Dopo che i nostri figli si sono sposati, mio marito ha deciso di prendere un cane per riempire il vuoto in casa, ma un ostacolo serio ci ha fermati.
Quando i nostri figli sono cresciuti, hanno formato le loro famiglie e hanno lasciato la nostra casa vicino a Bologna, il silenzio che si è instaurato nel nostro nido è diventato quasi palpabile. Questa quiete ci sovrastava, come un pesante fardello, lasciando un vuoto nell’anima. È stato proprio allora che mio marito, Giorgio, ha avuto l’idea: ci serve un cane, un nuovo membro della famiglia che riporti calore e vita nella nostra casa.
Ma le sue parole entusiaste hanno subito risvegliato una preoccupazione in me, fredda e tagliente come il vento d’inverno. Ho lottato per tutta la vita con un’allergia agli animali: fin dall’infanzia, ogni contatto con il pelo si traduceva in lacrime, starnuti e difficoltà respiratorie. Una sera, seduta a tavola nella nostra piccola cucina, ho deciso di parlarne, sentendo la mia voce tremare dall’emozione:
— Giorgio, capisco che desideri un cane per aiutarci a sentirci meglio. Ma, per l’amor del cielo, non dimenticare la mia allergia. Sarebbe una vera tortura per me.

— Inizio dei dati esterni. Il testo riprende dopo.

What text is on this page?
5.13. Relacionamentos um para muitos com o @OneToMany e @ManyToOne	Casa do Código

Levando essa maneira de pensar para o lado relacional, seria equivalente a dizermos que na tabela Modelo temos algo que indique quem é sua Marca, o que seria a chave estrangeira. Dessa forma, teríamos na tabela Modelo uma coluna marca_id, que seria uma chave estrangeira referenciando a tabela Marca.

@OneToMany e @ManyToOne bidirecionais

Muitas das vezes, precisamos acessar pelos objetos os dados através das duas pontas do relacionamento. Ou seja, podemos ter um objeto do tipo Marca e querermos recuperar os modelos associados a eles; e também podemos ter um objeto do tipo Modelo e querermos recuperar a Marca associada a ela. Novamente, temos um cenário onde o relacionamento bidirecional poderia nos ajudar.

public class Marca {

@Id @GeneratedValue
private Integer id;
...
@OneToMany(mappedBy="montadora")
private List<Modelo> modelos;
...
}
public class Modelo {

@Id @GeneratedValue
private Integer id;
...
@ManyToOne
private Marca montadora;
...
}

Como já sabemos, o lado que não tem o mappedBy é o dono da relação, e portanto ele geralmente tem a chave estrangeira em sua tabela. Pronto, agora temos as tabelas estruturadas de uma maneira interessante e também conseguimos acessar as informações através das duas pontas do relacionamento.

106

Lui mi ha guardato, e nei suoi occhi c’era una miscela di speranza e delusione. Giorgio ha sospirato profondamente, come per scacciare l’ombra che era calata su di noi:
— E se trovassimo una razza che non provoca allergie? Ho letto che ne esistono. Forse dovremmo provare?
Ho scosso la testa, sentendo la paura crescere dentro di me.
— Non ci sono garanzie, Gio. Temo per la mia salute, temo che diventi un incubo per me. Non c’è un’altra soluzione per affrontare questo vuoto?
Lui si è fermato, abbassando lo sguardo nella tazza, ormai fredda.
— Pensavo solo che un cane avrebbe potuto salvarci entrambi. Anche tu senti la mancanza dei bambini, vero?
— Certo, mi mancano, — ho risposto, cercando di addolcire il tono per non ferirlo. — Ma ci sono altre strade, oltre a questa. Pensiamo insieme.
Il silenzio è calato su di noi, pesante come il piombo. Ma entrambi sapevamo di dover cercare una soluzione che non ci schiacciasse.
Dopo qualche giorno, a cena, Giorgio improvvisamente si è animato. I suoi occhi si sono illuminati, come ai vecchi tempi, quando progettava qualcosa di grandioso:
— E se diventassimo volontari in un rifugio per animali? Non staresti sempre accanto a loro, l’allergia non ti toccherebbe, e comunque potremmo aiutare. Che ne pensi?
Sono rimasta immobile, digerendo le sue parole. Era inaspettato, ma… ragionevole. Per la prima volta da tanto tempo ho provato sollievo.
— Sai, potrebbe funzionare, — ho detto, e nella mia voce per la prima volta c’era una speranza.
Così è iniziata la nostra nuova vita. Ci siamo iscritti al rifugio locale per animali randagi e abbiamo cominciato a passare lì i fine settimana. All’inizio temevo che anche quel contatto potesse risvegliare la mia allergia, ma è andato tutto bene — mantenevo le distanze, aiutavo con le pratiche burocratiche, davo da mangiare agli animali attraverso le sbarre, mentre Giorgio si occupava direttamente dei cani. Quei giorni sono diventati la nostra salvezza. Vedevamo gli occhi riconoscenti degli animali, sentivamo il loro abbaiare gioioso, e il vuoto che ci perseguitava dalla partenza dei nostri figli ha cominciato a ritirarsi.
Non abbiamo portato a casa un amico peloso, come sognava Giorgio, ma abbiamo trovato qualcosa di più significativo — la possibilità di prenderci cura di decine di anime viventi, senza sacrificare la mia salute. Ogni volta che tornavamo dal rifugio, ci sentivamo utili, vivi. Giorgio non mi guardava più con quell’ombra di delusione, e io non temevo più che il suo sogno avrebbe rovinato la mia vita. Abbiamo trovato la nostra strada — non ideale, ma nostra. E questo percorso, pieno di cani scodinzolanti e riconoscenza, è diventato per noi un nuovo significato, una nuova luce nella casa dove un tempo regnava solo il silenzio.